The same is true here. Plaintiffs allege in general terms that Levinson called Sebaggala a "child abuser," said she "abuses white children in her class," "threaten[ed] bodily harm to defendants," and "threaten[ed] harm against police officers." Plaintiffs do not plead the type of abuse to which Levinson referred, and these statements do not appear in Levinson's letter or in the social media posts attached to the complaint. Plaintiffs give no details as to what Levinson actually said, when she said it, or to whom she said it. As such, plaintiffs have not met the heightened pleading standard applicable to defamation per se.
Nonetheless, if specific facts can be pled, some of Levinson's alleged statements may give rise to defamation per se. They strike at the heart of Sebaggala's profession and could suggest she lacks the ability or integrity to perform her job as a teacher. Such was the case in Kumaran where we held the plaintiff could state a cause for defamation per se based on defendants' remarks in an article (e.g., eight-ball, paranoid, and scam), which imputed a lack of integrity and impeached his reputation as a teacher. Although plaintiffs' complaint falls short of what was pled in Kumaran, they should be allowed one last opportunity to amend count I of their complaint to plead specific facts, if they can, to state a cause of action for defamation per se….
Based on the record and given the severity of accusations directed at Sebaggala's profession, we are not prepared to say quite yet that repleading a claim for defamation per se would be futile. Indeed, if plaintiffs can prove Levinson made false statements of fact (not opinion) that are not protected by innocent construction and fall within one of the five categories of defamation per se, damages are presumed, and recovery is certain. However, if, on remand, they fail to allege sufficient facts under the heightened pleading standard, they ought not be permitted to proceed with the defamation per se claim and this case should end….

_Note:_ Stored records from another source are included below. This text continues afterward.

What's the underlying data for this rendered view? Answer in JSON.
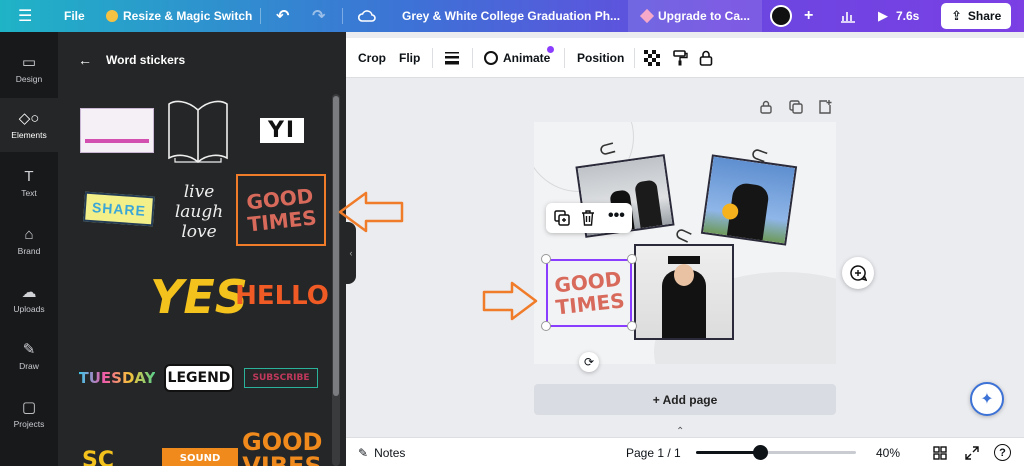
{
  "topbar": {
    "menu_icon": "hamburger-icon",
    "file_label": "File",
    "resize_label": "Resize & Magic Switch",
    "doc_title": "Grey & White College Graduation Ph...",
    "upgrade_label": "Upgrade to Ca...",
    "timer_label": "7.6s",
    "share_label": "Share"
  },
  "rail": {
    "items": [
      {
        "label": "Design",
        "icon": "layout-icon"
      },
      {
        "label": "Elements",
        "icon": "shapes-icon"
      },
      {
        "label": "Text",
        "icon": "text-icon"
      },
      {
        "label": "Brand",
        "icon": "brand-icon"
      },
      {
        "label": "Uploads",
        "icon": "cloud-upload-icon"
      },
      {
        "label": "Draw",
        "icon": "pen-icon"
      },
      {
        "label": "Projects",
        "icon": "folder-icon"
      }
    ]
  },
  "panel": {
    "title": "Word stickers",
    "stickers": [
      "YI",
      "SHARE",
      "live laugh love",
      "GOOD TIMES",
      "YES",
      "HELLO",
      "TUESDAY",
      "LEGEND",
      "SUBSCRIBE",
      "SC",
      "SOUND",
      "GOOD VIBES"
    ]
  },
  "toolbar": {
    "crop": "Crop",
    "flip": "Flip",
    "animate": "Animate",
    "position": "Position"
  },
  "canvas": {
    "selected_sticker": "GOOD TIMES",
    "add_page": "+ Add page",
    "accent": "#8b3dff",
    "arrow_color": "#f07c2a"
  },
  "bottombar": {
    "notes": "Notes",
    "page_indicator": "Page 1 / 1",
    "zoom": "40%",
    "zoom_fraction": 0.4
  }
}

Justice Hyman joined the majority, but added this:
In this era of social media, protecting individuals from false and harmful public accusations ensures justice in individual cases and maintains civility and truthfulness in public discourse. I write separately to pose a question regarding social media and claims of defamation.

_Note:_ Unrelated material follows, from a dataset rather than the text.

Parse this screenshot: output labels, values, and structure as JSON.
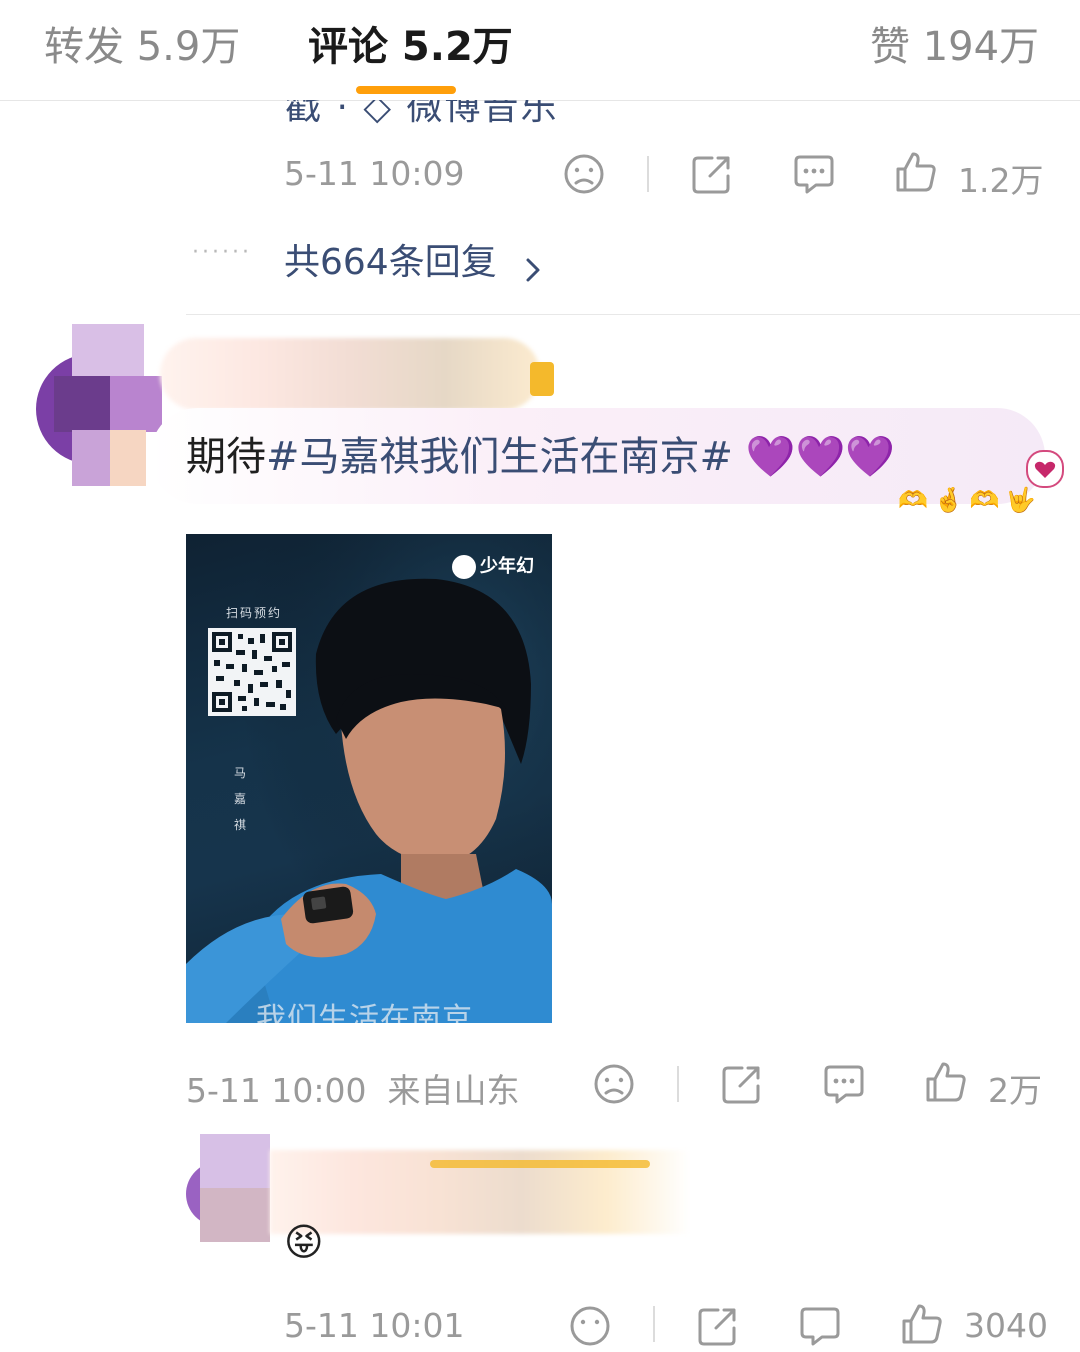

People now communicate in ways that were unimaginable before the advent of social media; however, social media has also amplified the harm that false and defamatory statements can cause. Reputations painstakingly built over the years can now be destroyed in seconds by a single post that spreads with viral speed. While much of the legal conversation has centered on the responsibility of media outlets and the liability of online platforms, little attention has been paid to whether defamation law itself needs rethinking.

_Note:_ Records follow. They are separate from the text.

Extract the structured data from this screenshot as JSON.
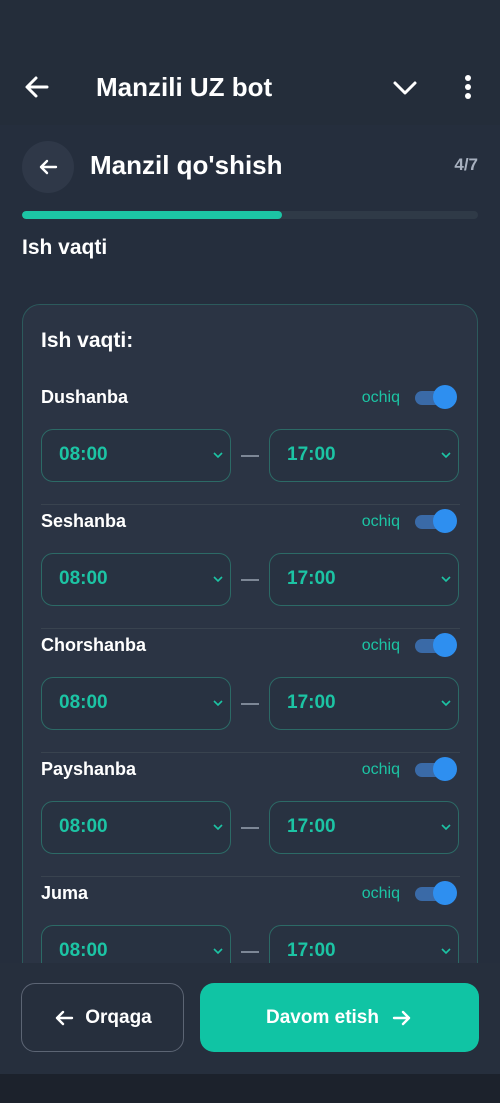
{
  "app_bar": {
    "title": "Manzili UZ bot",
    "back_icon": "arrow-left-icon",
    "menu_icon": "chevron-down-icon",
    "more_icon": "more-vertical-icon"
  },
  "header": {
    "title": "Manzil qo'shish",
    "step": "4/7",
    "progress": 0.57
  },
  "section_title": "Ish vaqti",
  "card": {
    "title": "Ish vaqti:",
    "days": [
      {
        "name": "Dushanba",
        "status": "ochiq",
        "enabled": true,
        "from": "08:00",
        "to": "17:00"
      },
      {
        "name": "Seshanba",
        "status": "ochiq",
        "enabled": true,
        "from": "08:00",
        "to": "17:00"
      },
      {
        "name": "Chorshanba",
        "status": "ochiq",
        "enabled": true,
        "from": "08:00",
        "to": "17:00"
      },
      {
        "name": "Payshanba",
        "status": "ochiq",
        "enabled": true,
        "from": "08:00",
        "to": "17:00"
      },
      {
        "name": "Juma",
        "status": "ochiq",
        "enabled": true,
        "from": "08:00",
        "to": "17:00"
      }
    ]
  },
  "footer": {
    "back_label": "Orqaga",
    "next_label": "Davom etish"
  },
  "colors": {
    "accent": "#1cc4a4",
    "toggle_on": "#2e8ff0",
    "background": "#252e3d"
  }
}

Any effort to curb the abuses of social media must be approached with caution, ever mindful of the fundamental protections guaranteed by the First Amendment. The challenge is not whether to act, but how. Thus, my question: How can we uphold free expression while protecting individuals from reputational harm in a digital age where the consequences are more severe and the reach broader than ever before?
This challenge will become increasingly urgent in the years to come, and the law must be prepared to respond with both fidelity to constitutional values and sensitivity to the character and livelihood of individuals.